Schäfer & Bildhauer (in prep.) on web characterisation and corpus comparison
Bidlhauer & Schäfer (in prep.) on COReX and its usability in corpus studies
Schäfer (2018) on corpora and cognitive representativity
Schäfer & Pankratz (2018) on corpora and cognitive representativity
Bildhauer & Schäfer (2017) on topic annotation
Schäfer & Bildhauer (2016) on topic annotation
Schäfer (2016b) on the ClaraX crawler
Schäfer (2016a) on boilerplate detection

Software/data releases as of January 2019:

Principle investigator: Roland Schäfer

Funding amount: 286,100€

Runtime: January 2015 – June 2018 (interrupted April–September 2016)

Student assistants:

Kim Maser, Humboldt-Universität Berlin (2015–2017)
Luise Rißmann, Freie Universität Berlin (2015–2018)

Officially collaborating institutions:

Large corpora constructed from web data usually contain several billions of tokens and are uniquely suited for many kinds of linguistic research. Because they are so large, they allow researchers to work on very rare phenomena, and they contain a great amount of linguistic variation. However, the immense size of the corpora necessitates their collection by an unsupervised search procedure (“crawling”) in the web. This usually means that the documents within web corpora lack the kind of meta data expected by most corpus linguists. Even the overall composition of large web corpora (in terms of text types or registers) is unknown. Furthermore, the crawling methods used so far produce provably biased, i.e., distorted, samples. Finally, web corpora always undergo fully automated cleaning and normalization procedures (such as removal of boilerplate text elements and duplicate removal), and corpus users usually know next to nothing about the precision and the effect of those procedures.

This project remedies this situation by performing fundamental methodological research on the German web. Firstly, in addition to conventional biased crawling procedures, unbiased crawling algorithms are used to generate random samples which are truly representative of the population of web documents. Additionally, available methods for the classification of text type, register, subject/topic domain etc. are compiled and applied to the samples in order to generate the necessary meta data. The creation of resources is not the primary goal of this project, but rather the development of a classification scheme which is suitable to be applied to large collections of web texts with satisfactory precision. In order to achieve the required precision, classical methods (e.g. Biber’s Multidimensional Analysis) are combined with more recent methods of document clustering and document classification (e.g. Latent Semantic Analysis and Topic Modeling) from Information Retrieval.

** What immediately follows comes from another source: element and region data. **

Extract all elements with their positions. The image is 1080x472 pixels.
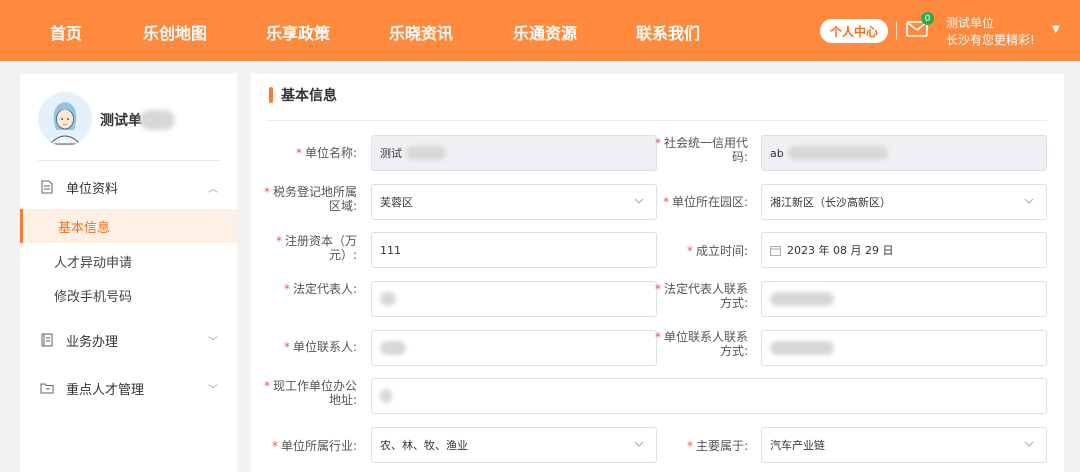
avatar-illustration-icon bbox=[38, 92, 92, 146]
industry-select[interactable]: 农、林、牧、渔业 bbox=[371, 427, 657, 463]
calendar-icon bbox=[770, 245, 781, 256]
label-capital: * 注册资本（万 元）: bbox=[275, 234, 357, 262]
nav-divider bbox=[896, 22, 897, 40]
founded-date-picker[interactable]: 2023 年 08 月 29 日 bbox=[761, 232, 1047, 268]
main-chain-select[interactable]: 汽车产业链 bbox=[761, 427, 1047, 463]
chevron-down-icon: ﹀ bbox=[208, 384, 218, 396]
sidebar-item-change-phone[interactable]: 修改手机号码 bbox=[20, 278, 237, 312]
chevron-down-icon bbox=[634, 441, 644, 447]
label-contact-phone: * 单位联系人联系 方式: bbox=[654, 330, 748, 358]
user-center-button[interactable]: 个人中心 bbox=[820, 19, 888, 43]
sidebar-group-key-talent[interactable]: 重点人才管理 ﹀ bbox=[20, 370, 237, 406]
contact-person-input[interactable] bbox=[371, 330, 657, 366]
user-dropdown-caret-icon[interactable]: ▼ bbox=[1052, 24, 1060, 35]
chevron-down-icon bbox=[1024, 198, 1034, 204]
nav-contact[interactable]: 联系我们 bbox=[636, 20, 700, 44]
label-tax-area: * 税务登记地所属 区域: bbox=[263, 185, 357, 213]
nav-home[interactable]: 首页 bbox=[50, 20, 82, 44]
nav-policy[interactable]: 乐享政策 bbox=[266, 20, 330, 44]
main-panel: 基本信息 * 单位名称: 测试 * 社会统一信用代 码: ab * 税务登记地所属 区域:… bbox=[251, 74, 1064, 472]
nav-map[interactable]: 乐创地图 bbox=[143, 20, 207, 44]
label-credit-code: * 社会统一信用代 码: bbox=[654, 136, 748, 164]
capital-input[interactable]: 111 bbox=[371, 232, 657, 268]
user-name[interactable]: 测试单位 bbox=[946, 14, 994, 31]
redacted-text bbox=[140, 110, 175, 130]
label-main-chain: * 主要属于: bbox=[686, 439, 748, 453]
address-input[interactable] bbox=[371, 378, 1047, 414]
label-park: * 单位所在园区: bbox=[662, 195, 748, 209]
sidebar-item-basic-info[interactable]: 基本信息 bbox=[20, 209, 237, 243]
label-legal-contact: * 法定代表人联系 方式: bbox=[654, 282, 748, 310]
sidebar-item-talent-change[interactable]: 人才异动申请 bbox=[20, 244, 237, 278]
sidebar: 测试单 单位资料 ︿ 基本信息 人才异动申请 修改手机号码 业务办理 ﹀ 重点人… bbox=[20, 74, 237, 472]
sidebar-group-business[interactable]: 业务办理 ﹀ bbox=[20, 322, 237, 358]
avatar bbox=[38, 92, 92, 146]
label-founded: * 成立时间: bbox=[686, 244, 748, 258]
legal-rep-input[interactable] bbox=[371, 281, 657, 317]
chevron-down-icon bbox=[1024, 441, 1034, 447]
sidebar-group-label: 重点人才管理 bbox=[66, 382, 145, 398]
mail-count-badge: 0 bbox=[921, 12, 934, 25]
document-icon bbox=[41, 180, 53, 194]
nav-resources[interactable]: 乐通资源 bbox=[513, 20, 577, 44]
sidebar-group-label: 业务办理 bbox=[66, 334, 119, 350]
section-accent-bar bbox=[269, 87, 273, 103]
label-industry: * 单位所属行业: bbox=[271, 439, 357, 453]
chevron-down-icon bbox=[634, 198, 644, 204]
book-icon bbox=[41, 333, 53, 347]
contact-phone-input[interactable] bbox=[761, 330, 1047, 366]
section-divider bbox=[267, 120, 1047, 121]
park-select[interactable]: 湘江新区（长沙高新区） bbox=[761, 184, 1047, 220]
nav-news[interactable]: 乐晓资讯 bbox=[389, 20, 453, 44]
sidebar-divider bbox=[38, 160, 220, 161]
section-title: 基本信息 bbox=[269, 86, 337, 104]
sidebar-group-label: 单位资料 bbox=[66, 181, 119, 197]
sidebar-group-unit-info[interactable]: 单位资料 ︿ bbox=[20, 169, 237, 205]
chevron-up-icon: ︿ bbox=[208, 183, 218, 195]
user-slogan: 长沙有您更精彩! bbox=[946, 33, 1035, 47]
section-title-text: 基本信息 bbox=[281, 88, 337, 104]
label-address: * 现工作单位办公 地址: bbox=[263, 379, 357, 407]
legal-contact-input[interactable] bbox=[761, 281, 1047, 317]
unit-name-field[interactable]: 测试 bbox=[371, 135, 657, 171]
label-legal-rep: * 法定代表人: bbox=[283, 282, 357, 296]
chevron-down-icon: ﹀ bbox=[208, 336, 218, 348]
credit-code-field[interactable]: ab bbox=[761, 135, 1047, 171]
tax-area-select[interactable]: 芙蓉区 bbox=[371, 184, 657, 220]
label-contact-person: * 单位联系人: bbox=[283, 340, 357, 354]
top-nav-bar: 首页 乐创地图 乐享政策 乐晓资讯 乐通资源 联系我们 个人中心 0 测试单位 … bbox=[0, 0, 1080, 61]
profile-name: 测试单 bbox=[100, 113, 142, 129]
label-unit-name: * 单位名称: bbox=[295, 146, 357, 160]
folder-icon bbox=[40, 383, 54, 394]
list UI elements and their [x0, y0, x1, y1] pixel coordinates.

Once the meta data are available, the composition of large crawled web corpora—most importantly also depending on the chosen crawling method—can be specified for the very first time. Furthermore, it will be known how the usual cleaning and normalization procedures affect the composition of web corpora. Finally and most fundamentally, the availability of unbiased representative web document samples annotated with rich linguistic meta data allows for a deep linguistic characterization of the German web. For example, it will be known what the register composition of the German web is for documents of a certain length, etc. Such knowledge finally puts corpus linguists in a position to make educated decisions as to the suitability of web data and web corpora for their research question.